Against this, they have also been directly implicated in human rights and environmental abuse on a vast scale; they have controlled governments and policy in many countries worldwide and have consistently sought to manipulate public opinion on energy and energy futures.
The debate on the role of such companies has taken on vastly greater significance in the era of climate change. Pivotal to their role in such a context is the debate on the practice of greenwashing and the quote above illustrates and amplifies the nature of the debate.
ExxonMobil, one of the giants of fossil fuels insists its green agenda is clear, the company is
‘investing more than $15 billion between now and 2027 on lower-emission initiatives, and we anticipate a tripling of investment by 2025 …This reflects our commitment to reducing our own emissions and confidence in the market adoption of lower-emission solutions, such as [carbon capture and storage], hydrogen, and biofuels.’
Likewise, Shell too:
‘The world will still need oil and gas for many years to come…investment in them will ensure we can supply the energy people will still have to rely on, while lower-carbon alternatives are scaled up.’
Many of these assertions from big oil are the subject of constant debate with accusations of their claims being subjected to being called false or misleading.
Greenwashing in the fossil fuel energy sector is now big business into which companies such as those in API pour hundreds of millions of dollars annually.
The Evidence
In summary, much of the most detailed and extensive scientific analysis to date indicates that the words and assertions on clean and renewable energy from the fossil fuel sector are not credible as they are not matched by corresponding or effective action.
A major study published in 2022 (in line with many previous studies, including those of the IPCC) noted that in recent years the fossil fuel sector has highlighted its commitment to renewable energy sources and to a much-needed energy transition as well as to low-carbon economic development. Companies such as ExxonMobil, Chevron, Shell, and BP have routinely emphasised pledges to ‘green’ their agendas, peppering their public communications with key green concepts and assertions. The study concluded that such company claims are not backed up by commensurate action.
Using data for the period 2009 to 2020, the study found:
- While companies increasingly talked about shifting to clean energy and made significantly increased use of ‘green’ concepts and language in their annual and technical reports, they failed to initiate meaningful action. For example, while BP and Shell vowed to reduce investments in fossil fuel extraction projects, they were instead increasing the scale of the areas for new oil and gas exploration in recent years.

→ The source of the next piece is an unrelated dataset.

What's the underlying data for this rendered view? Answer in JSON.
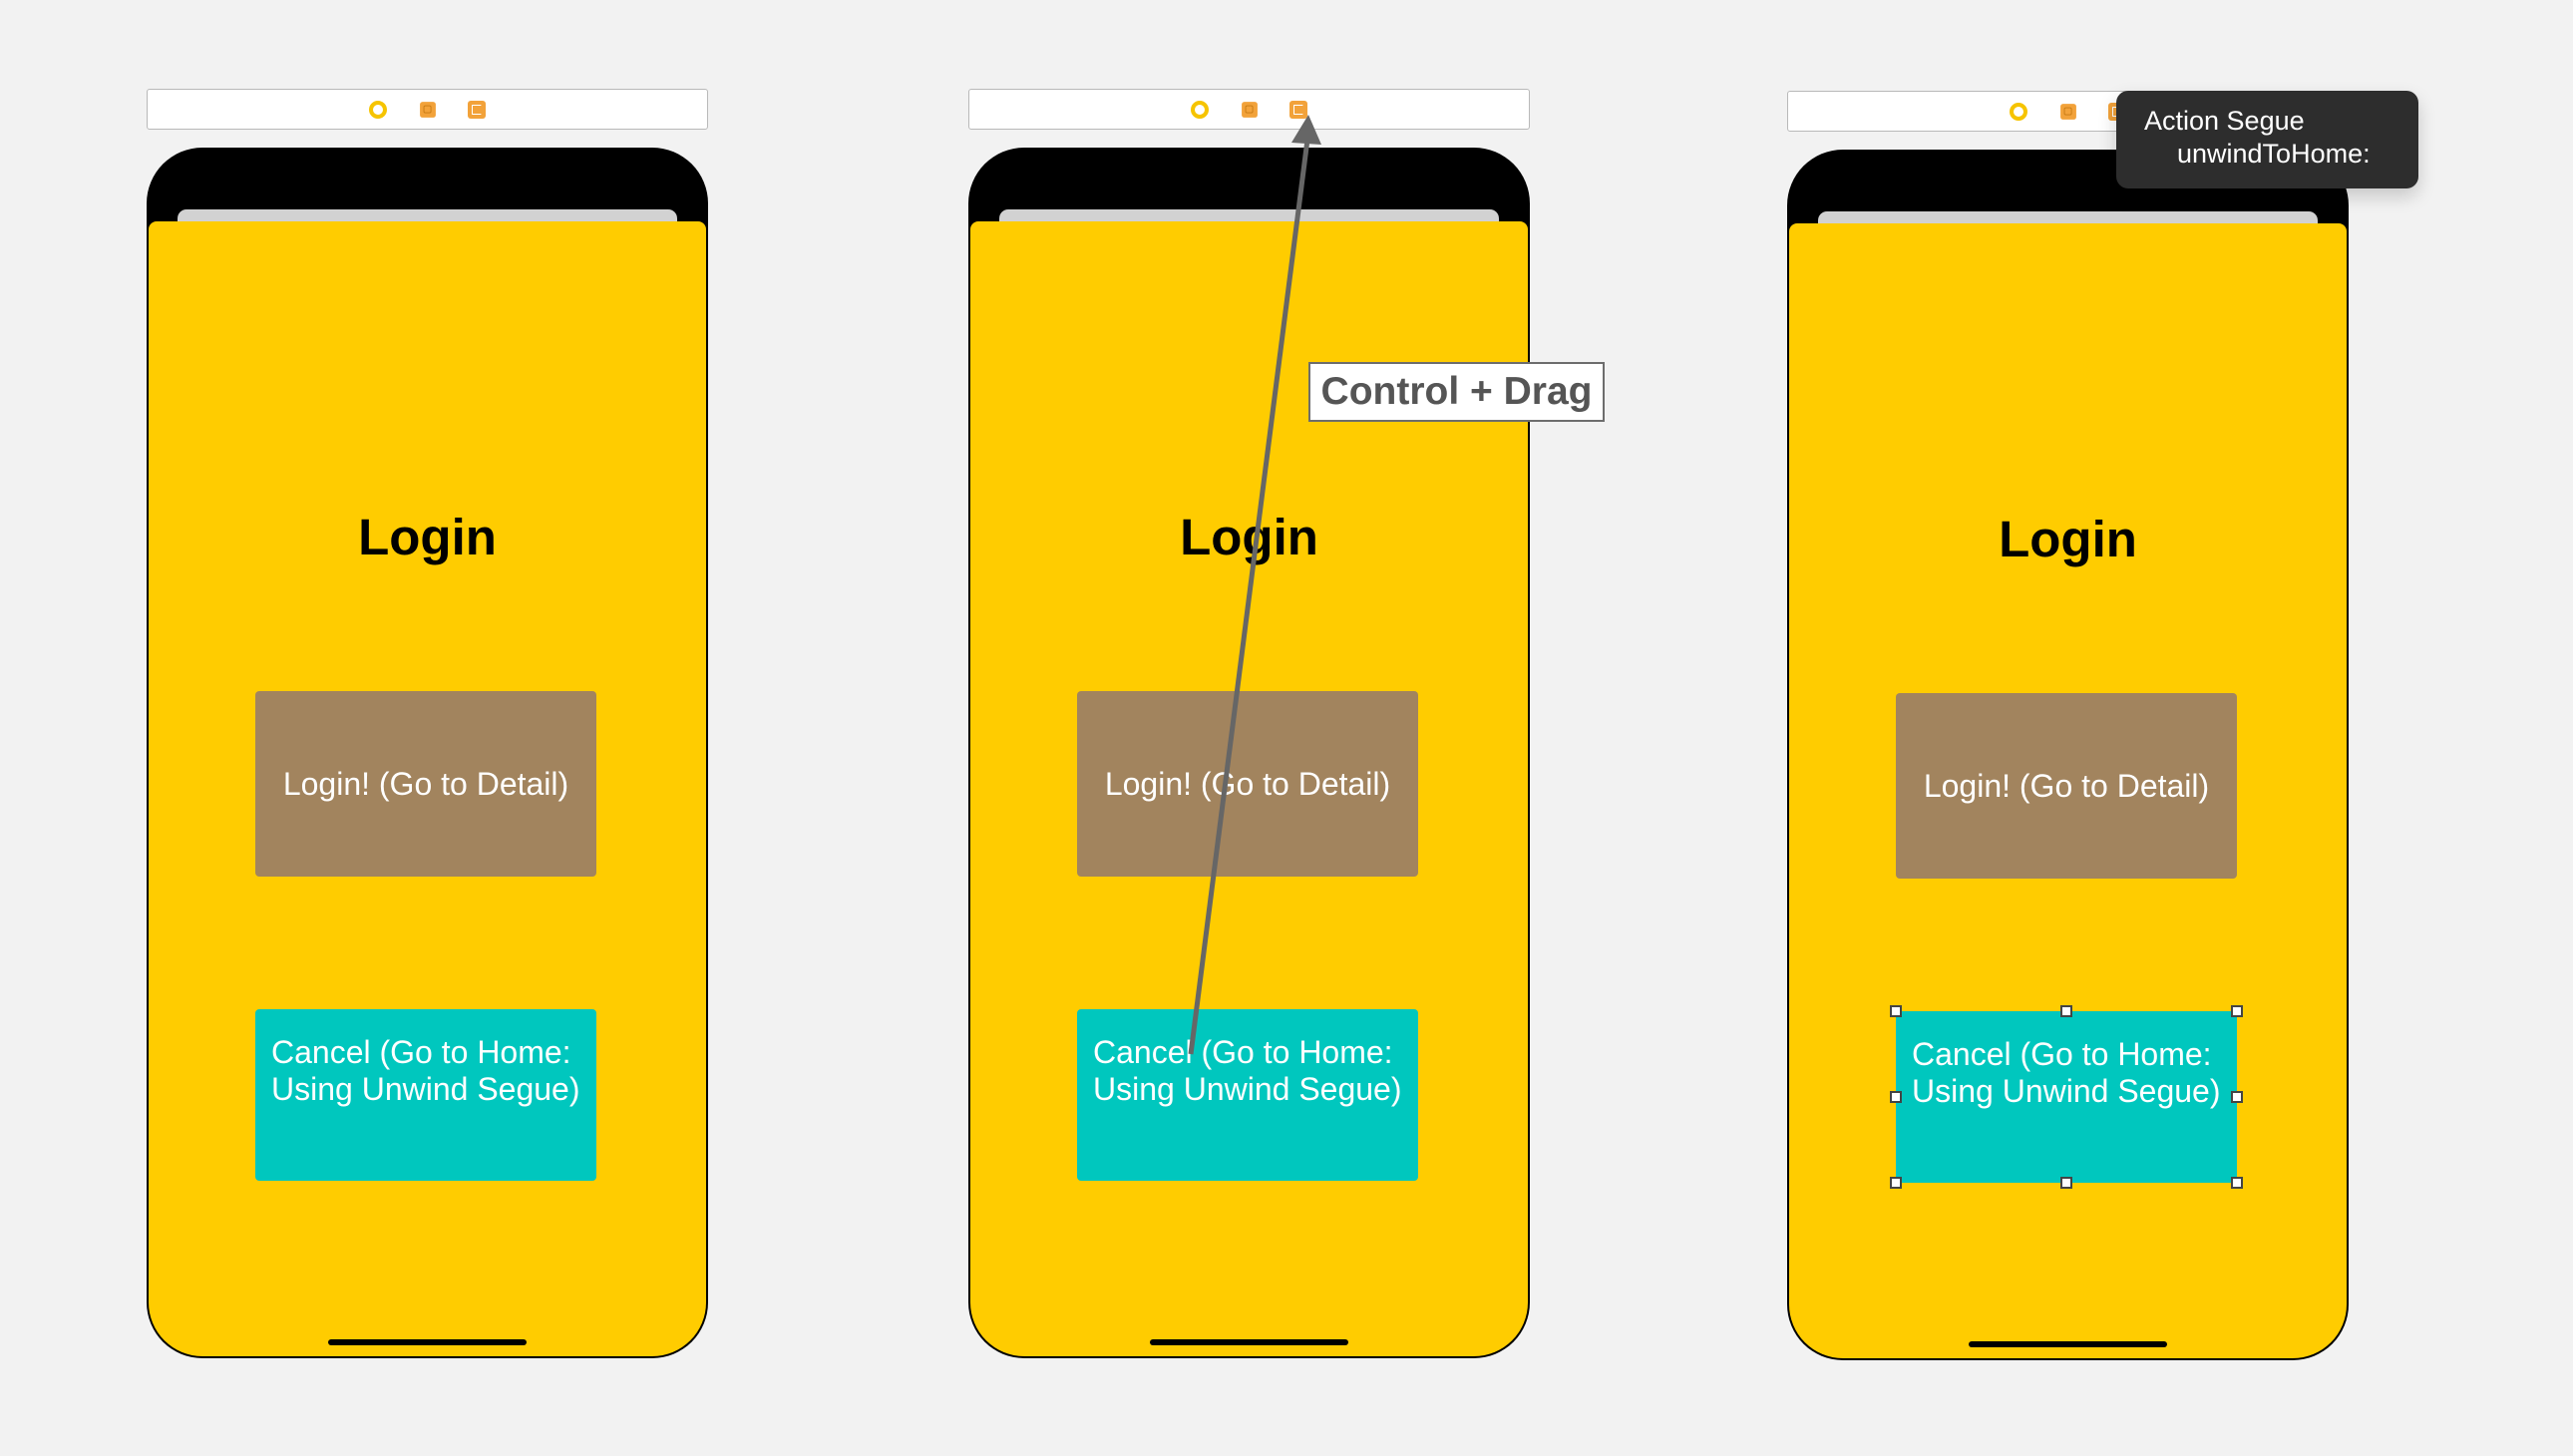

- The gap between what fossil-fuel companies say and what they do is illustrated in financial spending. Overall financing for industry declined by 9% in during global pandemic affected 2020. Funding for the top 100 fossil fuel companies, on the other hand, enacted major expansion plans which increased by 10%.
- Many of the world’s largest banks continue to substantially fund fossil fuel developments as a Banking on Climate Chaos report shows.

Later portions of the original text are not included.